Showing results for 
Search instead for 
Did you mean: 

Head's Up! Site migration is underway. Phase 1: replicate users.

how to calculate similarity based on some properties in neo4j?


I have a node that is Person, which has properties like: (age, address, school, pet's name). The node has a relationship with another node Vacation. I want to find similar nodes to a Person based on only 3 properties: person's age, address and count(Vacation). For example if I select Person A, based on his/her age, address and count(Vacation), 3 other (similar) person will return on screen.

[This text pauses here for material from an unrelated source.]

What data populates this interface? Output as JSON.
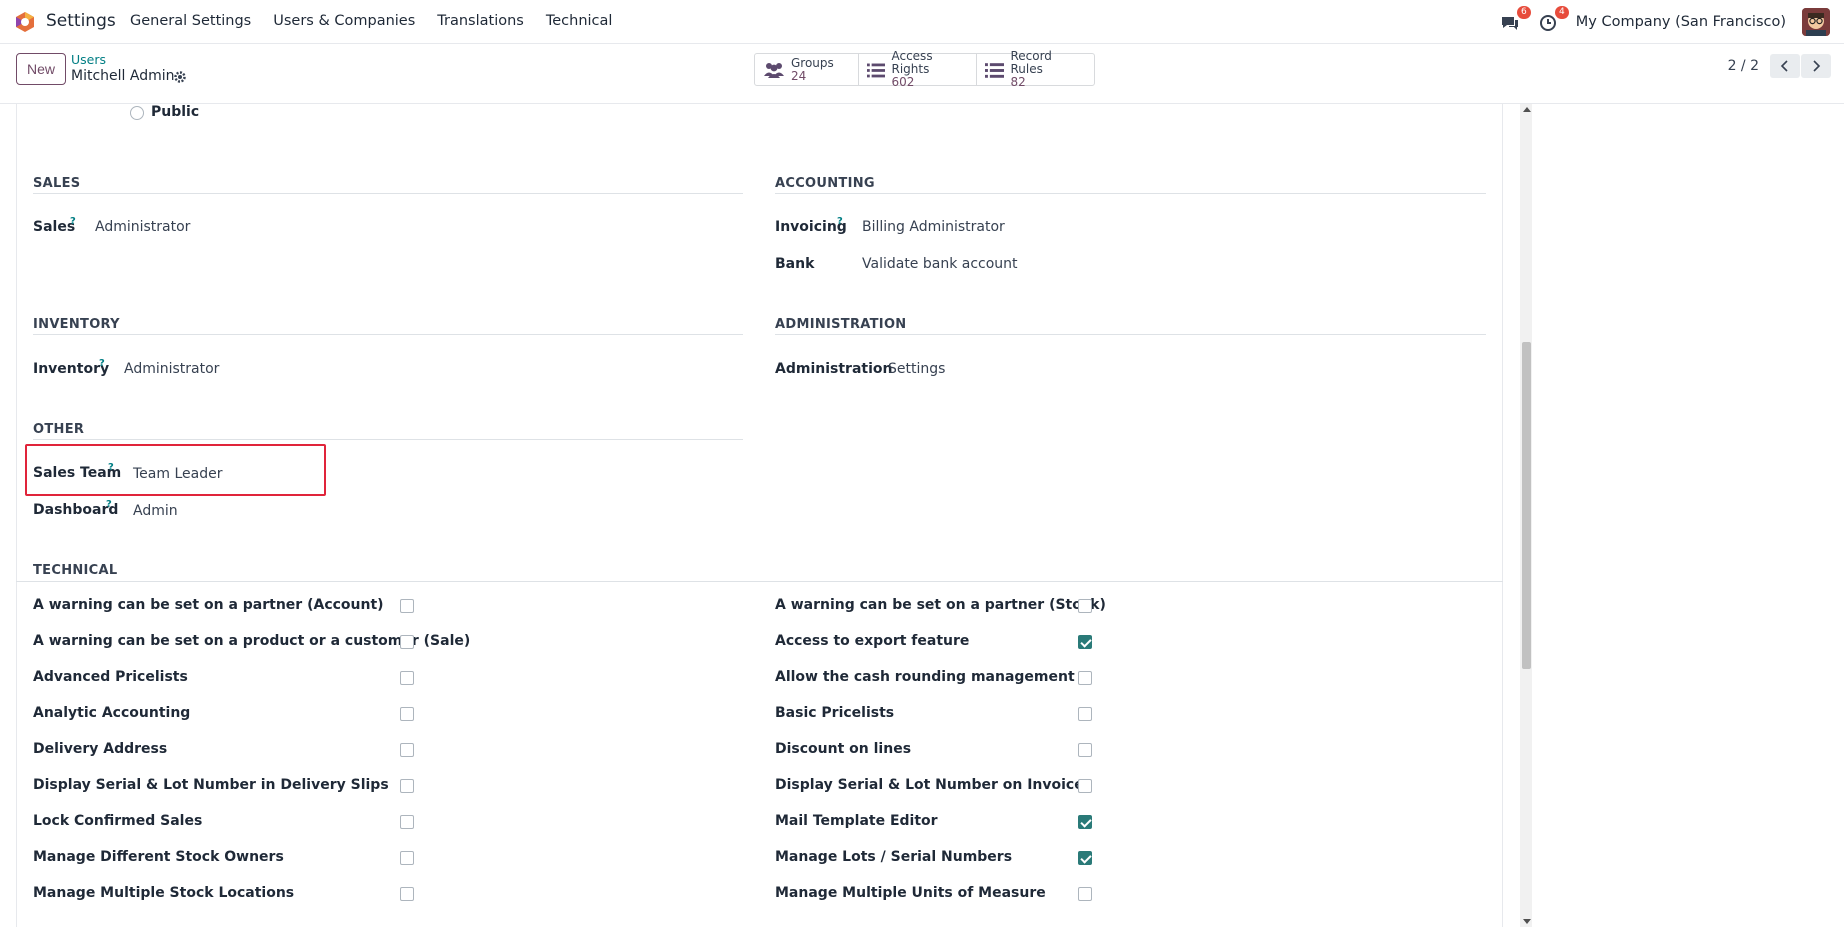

I'm looking for a cypher query thst will help me. I have searched for the documentations and multiple examples but don't really know how to achieve that. Any recommendation will ve very helpful. Thank you.



Do you have a definition of what you consider similar? If so, we can try to write a query to find nodes that meet your similarity criteria. 

man alernative is the neo4j graph data science library. It has node similarity algorithms. One is K nearest neighbor. It only supports numeric properties. Also, it is not a real time analysis.  You project your graph and run the algorithm on the projected graph to find the results.

Hi, thank you for your answer. Yes, the nodes are similar as compared to age, address and count(Vacation). I have come up with a solution which does not return the result but yet I'll share:    

MATCH (p:Person {PersonName: 'Vulsini'})-[:VAC_DETAILS]->(vacation)
WITH p, collect(id(vacation)) AS p1v1
MATCH (v2:vacation)-[:VAC_DETAILS]->(vacation2) WHERE v <> v2
WITH v, p1v1, v2, collect(id(vacation2)) AS p2v2
RETURN v.vacationPlace AS from, v2.vacationPlace AS to,
gds.similarity.jaccard(p1v1, p2v2) AS jaccard;

Thank you for sharing. A couple comments:

1) where is variable ‘v’ defined used in your ‘where’ clause? 
2) aren’t people related to vacation via the VAC_DETAIL relationship?  Your second match is relating two vacation nodes via that relationship?  Is that valise?

3) you have converted the list of vacations to a list of integers so you can compare nodes via the Jaccard measure, but that can’t give you a useful metric, as the id’s are assigned and don’t convey  any information about the vacation.